I’m not having the best time right now, I feel hollow and emotionlessly at my limit and the confusing part is I don’t care to breathe anymore. I got this feeling in my stomach that I gave all I have and it wasn’t enough to be important at least. Maybe I’m better off non-existent. Sometimes I wish that I could forget why I still decide to be here and go away. At this point death is a better option than dealing with this. I know I shouldn’t be talking like this but if not another soul cares then I believe it’s ok if I don’t either. This isn’t going to go away so simple unless a miracle happens. Deep down I’m avoiding sleep because I don’t think I will wake up and I am leaning towards allowing that. It’s scary but I ask myself “Does it really matter?” Too bad this isn’t a dream then I’d feel somewhat better but it is what it is I guess. I only struggle with staying because I have a responsibility to take care of in regards to a family member but If something happens I may take that outing. Too many good things happen and are taken away from me without the slightest care as if I’m just something to be used as a back up and it’s enough to make a person lifeless on the inside. I sincerely hope something changes if even a small bit because at this point in time I could really care less about myself or another.
I am starting to think that I’m not entirely fixable. It’s becoming more and more apparent as the days go by. I try to remember that I am still a sane person but even then it gets to be a little too much for me to handle. I talked with some friends who can enlighten me on some things because they understand what I go through since they have the same problems at times. Now at this moment I have a huge headache and that is due to me over thinking a million different things in my head. If you could take a look at my rather unorthodox brain you’d see what I mean and why I say I am a mixed bag. I take things I to consideration before I act but I sometimes end up going overboard and it bothers me somehow that I even act this way.

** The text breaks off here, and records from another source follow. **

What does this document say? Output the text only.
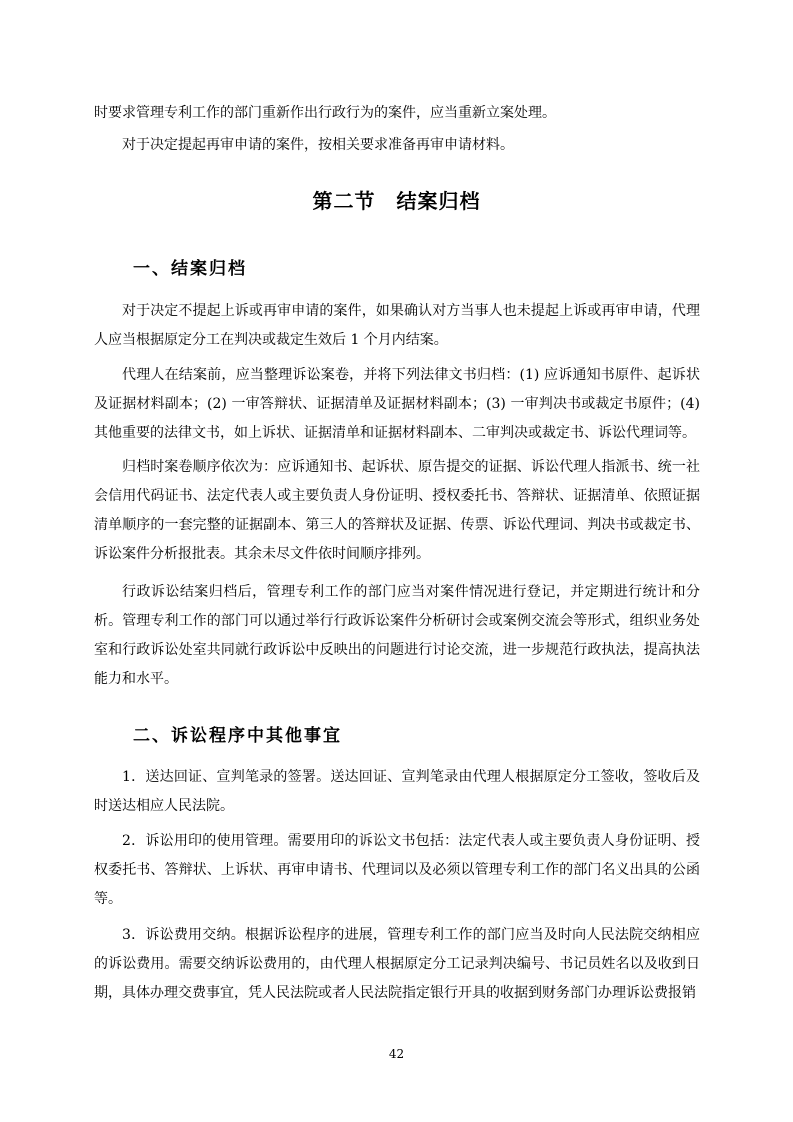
时要求管理专利工作的部门重新作出行政行为的案件，应当重新立案处理。

对于决定提起再审申请的案件，按相关要求准备再审申请材料。

第二节　结案归档
一、结案归档

对于决定不提起上诉或再审申请的案件，如果确认对方当事人也未提起上诉或再审申请，代理人应当根据原定分工在判决或裁定生效后 1 个月内结案。

代理人在结案前，应当整理诉讼案卷，并将下列法律文书归档：(1) 应诉通知书原件、起诉状及证据材料副本；(2) 一审答辩状、证据清单及证据材料副本；(3) 一审判决书或裁定书原件；(4) 其他重要的法律文书，如上诉状、证据清单和证据材料副本、二审判决或裁定书、诉讼代理词等。

归档时案卷顺序依次为：应诉通知书、起诉状、原告提交的证据、诉讼代理人指派书、统一社会信用代码证书、法定代表人或主要负责人身份证明、授权委托书、答辩状、证据清单、依照证据清单顺序的一套完整的证据副本、第三人的答辩状及证据、传票、诉讼代理词、判决书或裁定书、诉讼案件分析报批表。其余未尽文件依时间顺序排列。

行政诉讼结案归档后，管理专利工作的部门应当对案件情况进行登记，并定期进行统计和分析。管理专利工作的部门可以通过举行行政诉讼案件分析研讨会或案例交流会等形式，组织业务处室和行政诉讼处室共同就行政诉讼中反映出的问题进行讨论交流，进一步规范行政执法，提高执法能力和水平。

二、诉讼程序中其他事宜

1．送达回证、宣判笔录的签署。送达回证、宣判笔录由代理人根据原定分工签收，签收后及时送达相应人民法院。

2．诉讼用印的使用管理。需要用印的诉讼文书包括：法定代表人或主要负责人身份证明、授权委托书、答辩状、上诉状、再审申请书、代理词以及必须以管理专利工作的部门名义出具的公函等。

3．诉讼费用交纳。根据诉讼程序的进展，管理专利工作的部门应当及时向人民法院交纳相应的诉讼费用。需要交纳诉讼费用的，由代理人根据原定分工记录判决编号、书记员姓名以及收到日期，具体办理交费事宜，凭人民法院或者人民法院指定银行开具的收据到财务部门办理诉讼费报销

42
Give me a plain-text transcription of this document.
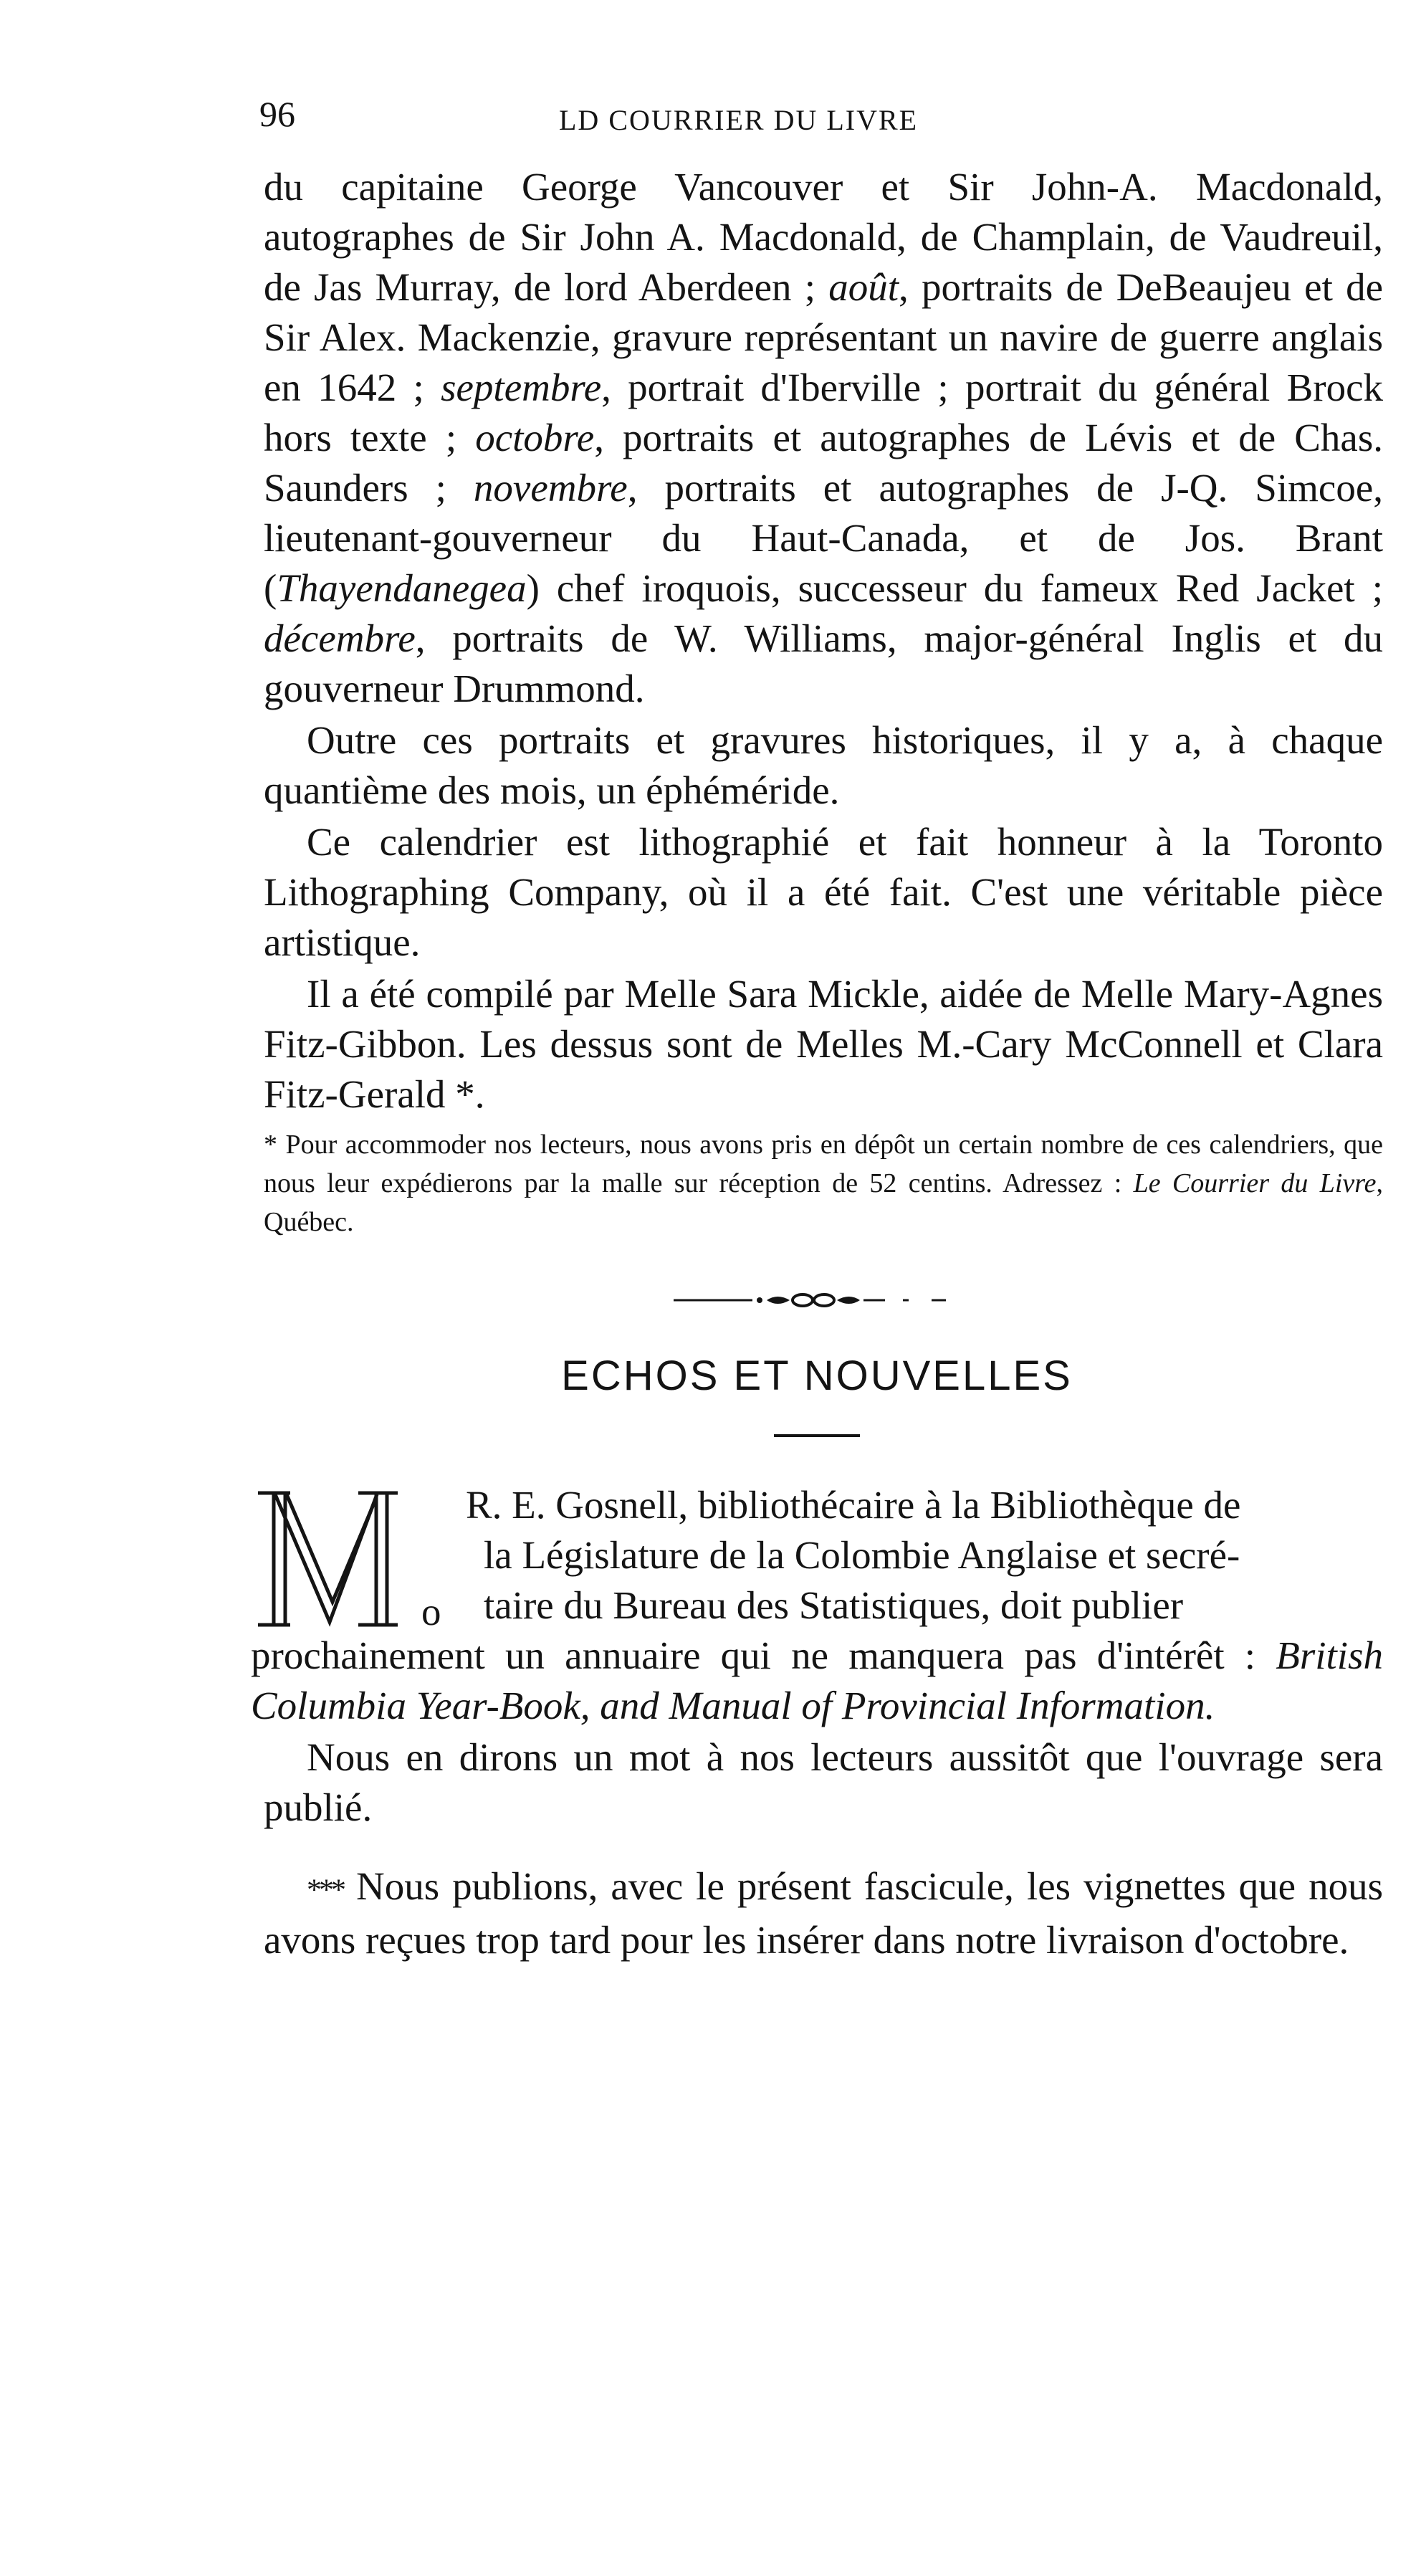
96	LD COURRIER DU LIVRE

du capitaine George Vancouver et Sir John-A. Macdonald, autographes de Sir John A. Macdonald, de Champlain, de Vaudreuil, de Jas Murray, de lord Aberdeen ; août, portraits de DeBeaujeu et de Sir Alex. Mackenzie, gravure représentant un navire de guerre anglais en 1642 ; septembre, portrait d'Iberville ; portrait du général Brock hors texte ; octobre, portraits et autographes de Lévis et de Chas. Saunders ; novembre, portraits et autographes de J-Q. Simcoe, lieutenant-gouverneur du Haut-Canada, et de Jos. Brant (Thayendanegea) chef iroquois, successeur du fameux Red Jacket ; décembre, portraits de W. Williams, major-général Inglis et du gouverneur Drummond.

Outre ces portraits et gravures historiques, il y a, à chaque quantième des mois, un éphéméride.

Ce calendrier est lithographié et fait honneur à la Toronto Lithographing Company, où il a été fait. C'est une véritable pièce artistique.

Il a été compilé par Melle Sara Mickle, aidée de Melle Mary-Agnes Fitz-Gibbon. Les dessus sont de Melles M.-Cary McConnell et Clara Fitz-Gerald *.

* Pour accommoder nos lecteurs, nous avons pris en dépôt un certain nombre de ces calendriers, que nous leur expédierons par la malle sur réception de 52 centins. Adressez : Le Courrier du Livre, Québec.

ECHOS ET NOUVELLES

R. E. Gosnell, bibliothécaire à la Bibliothèque de

la Législature de la Colombie Anglaise et secré-

o	taire du Bureau des Statistiques, doit publier

prochainement un annuaire qui ne manquera pas d'intérêt : British Columbia Year-Book, and Manual of Provincial Information.

Nous en dirons un mot à nos lecteurs aussitôt que l'ouvrage sera publié.

*** Nous publions, avec le présent fascicule, les vignettes que nous avons reçues trop tard pour les insérer dans notre livraison d'octobre.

I believe this is one of the reasons it took me so long to type another post aside from my sister and her being sick. I don’t wanna make excuses but even I have yo recharge my batteries sometimes. Most recently I had thoughts of self harm and today it was harder on me with those same thoughts because it’s the day my mother passed 3 years ago. I hate this day do much and with my current state I can’t help but wish I was gone with her. I talked with my siblings and they aren’t in the best of moods. I probably should have told them about how I am dealing with it but deep down I kind of feel like I shouldn’t have anyone worried about it. I feel like that is really selfish.